A review by sara_m_martins
António Variações. Entre Braga e Nova Iorque by Manuela Gonzaga

informative inspiring reflective medium-paced

5.0

 “Porque a história deste homem singular é um ex-libris da nossa História recente. A sua vida ilustra a realidade portuguesa da segunda metade do último milénio”

Em “António Variações: Entre Braga e Nova Iorque”, Manuela Gonzaga faz uma homenagem a esta “ave rara”, como é muitas vezes descrito nesta obra, da história cultural portuguesa. Um ser que criou um percurso e uma arte tão única como ele, Entre Braga e Nova Iorque.
Esta biografia é a história da vida do António, mas também a História da vivência portuguesa na segunda metade do século XX. A escrita de Manuela Gonzaga põe-nos nessa “terra sangrada de gentes, em perpétua diáspora”, ao seguir o percurso do António, primeiro do Minho para a metrópole lisboeta, de Lisboa para o resto do Mundo, e de volta novamente. Um mundo de gentes que continuam a procurar o seu lugar.
Apesar de, naturalmente, se guiar pelo tempo linear, Manuela segue o fio da história, misturando referências e vivências passadas e futuras, enquadrando quem era António Joaquim Ribeiro.
Este percurso de vida individual anda de mãos dadas com a vida em Portugal; por exemplo, seguimos os trabalhos de António, vendo desde mercearias até à noite lisboeta (de onde se realça a cultura queer portuguesa, uma História não facilmente disponível, e que adorei aprender), passando por cabeleireiros e, claro, muito do mundo da música.
O mundo da música, onde o António tanto queria estar e que tão pouco aproveitou - não por mau aproveitamento do tempo em que lá esteve, não por falta de tentativa, mas porque infelizmente Variações se junta a essa massa de pessoas retiradas à vida pela epidemia dos anos 80 (e que nos testemunhos da família, recolhidos em 2004/2005, se vê a necessidade de afastar o António desta doença*). Talentos perdidos para a terra, insuportável para tentar contabilizar.
*Um livro criado com testemunhos, torna-se necessariamente um livro complicado, mas também muitíssimo mais interessante. Tentar juntar as ilustrações de António, o melhor e o pior, as discrepâncias entre diferentes pessoas da vida de Variações, criando uma imagem da personagem que escreveria canções como o “Estou Além”.

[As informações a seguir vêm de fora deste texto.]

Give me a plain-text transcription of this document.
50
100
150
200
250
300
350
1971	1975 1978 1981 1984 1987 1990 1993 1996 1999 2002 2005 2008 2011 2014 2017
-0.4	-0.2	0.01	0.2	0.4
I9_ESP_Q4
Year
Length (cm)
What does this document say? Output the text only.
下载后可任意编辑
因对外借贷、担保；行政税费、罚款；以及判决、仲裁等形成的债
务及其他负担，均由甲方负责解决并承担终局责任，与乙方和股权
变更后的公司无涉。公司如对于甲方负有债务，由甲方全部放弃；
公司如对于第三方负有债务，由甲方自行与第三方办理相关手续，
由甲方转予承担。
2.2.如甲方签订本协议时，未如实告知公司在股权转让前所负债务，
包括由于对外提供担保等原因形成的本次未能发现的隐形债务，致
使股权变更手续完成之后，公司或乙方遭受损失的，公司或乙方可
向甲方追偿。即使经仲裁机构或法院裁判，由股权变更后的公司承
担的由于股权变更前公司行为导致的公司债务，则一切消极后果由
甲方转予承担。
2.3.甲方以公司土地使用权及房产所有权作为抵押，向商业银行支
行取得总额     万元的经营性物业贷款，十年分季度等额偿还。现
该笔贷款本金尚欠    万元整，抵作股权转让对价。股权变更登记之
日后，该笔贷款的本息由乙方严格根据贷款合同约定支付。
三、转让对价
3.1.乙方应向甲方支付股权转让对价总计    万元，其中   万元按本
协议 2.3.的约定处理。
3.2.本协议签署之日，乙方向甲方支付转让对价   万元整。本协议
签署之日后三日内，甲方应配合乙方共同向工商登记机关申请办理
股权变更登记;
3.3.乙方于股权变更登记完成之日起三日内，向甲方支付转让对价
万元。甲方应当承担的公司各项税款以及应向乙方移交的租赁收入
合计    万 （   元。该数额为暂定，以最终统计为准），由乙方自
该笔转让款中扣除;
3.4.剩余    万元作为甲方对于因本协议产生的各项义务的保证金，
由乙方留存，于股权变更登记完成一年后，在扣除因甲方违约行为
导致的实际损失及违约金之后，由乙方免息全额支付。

Este “provinciano, mais animal que racional, anarquista, pacifista, curioso, insatisfeito, que sente o direito a existir porque respeita a existência dos outros”, que “tem vontade de ficar na História, nem que seja na História de uma parede de casa de banho” é homenageado como deve ser, tal como é o país que o abraçou e que o abraça ainda.